Pregnant patients can be screened for gestational diabetes when or after six months of pregnancy so that if it is discovered it can be treated to reduce health risks for mothers and their babies. The U.S. Preventive Services Task Force released a draft recommendation on screening for gestational diabetes on February 16. She recommended that providers screen their pregnant patients for gestational diabetes during or after 24 weeks of gestation.
This draft recommendation applies to pregnant people who have not previously been diagnosed with type 1 or type 2 diabetes and who have no signs or symptoms of gestational diabetes.
The endocrinologist Dr. Cynthia Herrick of Barnes-Jewish Hospital in St. Louis and assistant professor of medicine at Washington University School of Medicine said in a 2019 interview with Shahla Farzan of St. Louis Public Radio that gestational diabetes “can lead to babies who are tall for gestational age, premature babies, and low blood sugar for babies at delivery. “
Gestational diabetes increases the mother’s risk of high blood pressure and preeclampsia, a serious complication that causes high blood pressure and which can endanger the lives of both mother and child.

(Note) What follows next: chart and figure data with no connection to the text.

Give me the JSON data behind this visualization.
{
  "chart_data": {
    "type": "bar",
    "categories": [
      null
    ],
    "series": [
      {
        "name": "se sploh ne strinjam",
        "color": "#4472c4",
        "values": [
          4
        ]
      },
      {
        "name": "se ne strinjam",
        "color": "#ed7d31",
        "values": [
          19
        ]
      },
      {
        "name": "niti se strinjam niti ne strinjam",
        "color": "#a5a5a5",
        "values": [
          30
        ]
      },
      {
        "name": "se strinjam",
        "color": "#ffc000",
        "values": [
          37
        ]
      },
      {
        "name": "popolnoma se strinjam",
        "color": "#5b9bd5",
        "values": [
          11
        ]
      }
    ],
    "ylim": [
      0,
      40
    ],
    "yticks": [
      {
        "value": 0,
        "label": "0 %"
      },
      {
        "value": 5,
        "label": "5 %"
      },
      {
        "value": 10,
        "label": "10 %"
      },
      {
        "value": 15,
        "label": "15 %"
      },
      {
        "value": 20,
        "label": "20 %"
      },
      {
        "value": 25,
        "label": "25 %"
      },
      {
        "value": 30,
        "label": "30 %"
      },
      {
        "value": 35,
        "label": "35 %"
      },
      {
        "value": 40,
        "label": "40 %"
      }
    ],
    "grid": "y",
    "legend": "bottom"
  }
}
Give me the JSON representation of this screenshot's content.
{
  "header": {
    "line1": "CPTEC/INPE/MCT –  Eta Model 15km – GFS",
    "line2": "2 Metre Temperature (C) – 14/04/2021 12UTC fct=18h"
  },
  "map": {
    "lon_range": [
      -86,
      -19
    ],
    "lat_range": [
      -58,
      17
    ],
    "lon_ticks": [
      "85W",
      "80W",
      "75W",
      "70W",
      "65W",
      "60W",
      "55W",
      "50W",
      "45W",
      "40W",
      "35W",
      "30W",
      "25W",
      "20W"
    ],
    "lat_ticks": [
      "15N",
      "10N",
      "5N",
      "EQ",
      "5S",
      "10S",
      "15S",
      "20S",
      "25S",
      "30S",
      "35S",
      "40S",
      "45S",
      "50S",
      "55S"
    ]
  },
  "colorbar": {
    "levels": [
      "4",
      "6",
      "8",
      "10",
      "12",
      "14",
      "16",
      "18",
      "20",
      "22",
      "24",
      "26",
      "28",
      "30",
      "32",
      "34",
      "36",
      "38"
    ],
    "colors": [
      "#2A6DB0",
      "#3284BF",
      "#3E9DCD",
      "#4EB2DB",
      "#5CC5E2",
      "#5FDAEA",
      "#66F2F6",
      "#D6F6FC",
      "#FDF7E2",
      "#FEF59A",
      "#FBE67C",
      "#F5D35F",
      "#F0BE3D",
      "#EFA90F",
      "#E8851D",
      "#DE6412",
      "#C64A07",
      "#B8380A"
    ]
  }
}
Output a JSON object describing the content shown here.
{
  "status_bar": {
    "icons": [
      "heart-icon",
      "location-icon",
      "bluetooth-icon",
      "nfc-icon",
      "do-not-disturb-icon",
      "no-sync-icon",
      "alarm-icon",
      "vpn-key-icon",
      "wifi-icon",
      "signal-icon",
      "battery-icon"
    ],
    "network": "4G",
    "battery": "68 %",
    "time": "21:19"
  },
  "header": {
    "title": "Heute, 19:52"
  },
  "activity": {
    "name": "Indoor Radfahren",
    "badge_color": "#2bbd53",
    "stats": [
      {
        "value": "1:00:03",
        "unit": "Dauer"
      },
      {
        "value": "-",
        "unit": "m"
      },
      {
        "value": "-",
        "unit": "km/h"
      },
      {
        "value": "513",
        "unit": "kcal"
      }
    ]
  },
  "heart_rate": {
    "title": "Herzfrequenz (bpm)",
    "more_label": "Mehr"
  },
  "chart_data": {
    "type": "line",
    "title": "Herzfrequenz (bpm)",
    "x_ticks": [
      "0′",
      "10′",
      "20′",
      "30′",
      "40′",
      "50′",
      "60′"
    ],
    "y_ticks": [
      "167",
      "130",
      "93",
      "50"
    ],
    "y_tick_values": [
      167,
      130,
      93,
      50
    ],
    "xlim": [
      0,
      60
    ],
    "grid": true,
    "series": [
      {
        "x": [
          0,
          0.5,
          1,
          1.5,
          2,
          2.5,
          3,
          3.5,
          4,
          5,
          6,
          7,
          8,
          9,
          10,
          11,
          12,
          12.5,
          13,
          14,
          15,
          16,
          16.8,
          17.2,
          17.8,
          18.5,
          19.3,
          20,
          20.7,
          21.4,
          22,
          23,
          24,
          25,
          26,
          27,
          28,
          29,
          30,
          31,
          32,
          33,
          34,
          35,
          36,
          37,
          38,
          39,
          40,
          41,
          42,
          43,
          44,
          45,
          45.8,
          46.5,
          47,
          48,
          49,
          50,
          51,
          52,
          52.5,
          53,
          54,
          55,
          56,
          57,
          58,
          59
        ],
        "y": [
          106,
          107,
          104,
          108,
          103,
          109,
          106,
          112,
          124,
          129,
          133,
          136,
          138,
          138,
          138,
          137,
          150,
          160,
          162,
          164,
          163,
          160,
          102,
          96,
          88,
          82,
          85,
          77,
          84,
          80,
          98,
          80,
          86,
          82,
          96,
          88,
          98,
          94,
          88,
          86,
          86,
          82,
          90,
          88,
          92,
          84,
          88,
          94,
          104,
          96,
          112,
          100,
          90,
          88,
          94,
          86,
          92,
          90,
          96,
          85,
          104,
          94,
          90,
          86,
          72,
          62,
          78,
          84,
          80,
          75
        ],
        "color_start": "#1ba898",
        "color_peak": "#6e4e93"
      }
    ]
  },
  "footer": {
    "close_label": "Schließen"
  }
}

The Mayo Clinic lists risk factors for gestational diabetes who are overweight or obese. low physical activity; previous gestational diabetes or prediabetes; Polycystic ovary syndrome; Diabetes in an immediate family member; and previously gave birth to a baby weighing more than 9 pounds. In addition, it is said that women who are Black, Hispanic, Native American, and Asian are at higher risk of developing gestational diabetes.
What can happen during pregnancy is that certain hormones can block insulin. This hormone helps the body use sugar for energy. This can lead to high blood sugar and, in some cases, the development of gestational diabetes. The way healthcare providers look for gestational diabetes includes drinking a sugary solution and drawing blood to measure how well the body is processing sugar. Screening can be done during a regular antenatal visit.
“Gestational diabetes can cause serious health problems for pregnant people and their babies,” said task force member Dr. Chien-Wen Tseng, Professor at the Hawaii Medical Service Association, Professor of Health Services and Quality Research, Professor and Director of Research in the Department of Family Medicine and Community Health at the University of Hawaii John A. Burns School of Medicine. “Fortunately, screening for gestational diabetes at or after 24 weeks is easy, safe, and effective and can help keep pregnant people and their babies healthy.”
According to the USPSTF, screening is important so that those diagnosed with gestational diabetes can be treated through lifestyle changes or medication. Treatment can reduce the risk of babies born with high birth weights, caesarean sections, birth injuries, and ICU admission. However, more research is needed into the benefits and harms of screening and treatment before the 24th week of pregnancy. “Gestational diabetes is increasing as obesity, older age during pregnancy, and other risk factors are more common in pregnant people,” said Dr. Michael Cabana, member of the task force. “More research is needed into the accuracy and effectiveness of screening for gestational diabetes prior to 24 weeks and whether screening earlier may be beneficial for some pregnant people with risk factors.” Cabana is Professor of Pediatrics and Chair of the Department of Pediatrics at Albert Einstein College of Medicine. He is also chief physician at the children’s hospital in Montefiore.
Task force states should use their clinical judgment to determine what is appropriate for individual patients given their health needs.
The Task Force draft recommendation statement and draft Evidence Review have been posted for public comment on the Task Force website at www.uspreventiveservicestaskforce.org. Comments can be submitted from February 16, 2021 to March 15, 2021 at www.uspreventiveservicestaskforce.org/tfcomment.htm.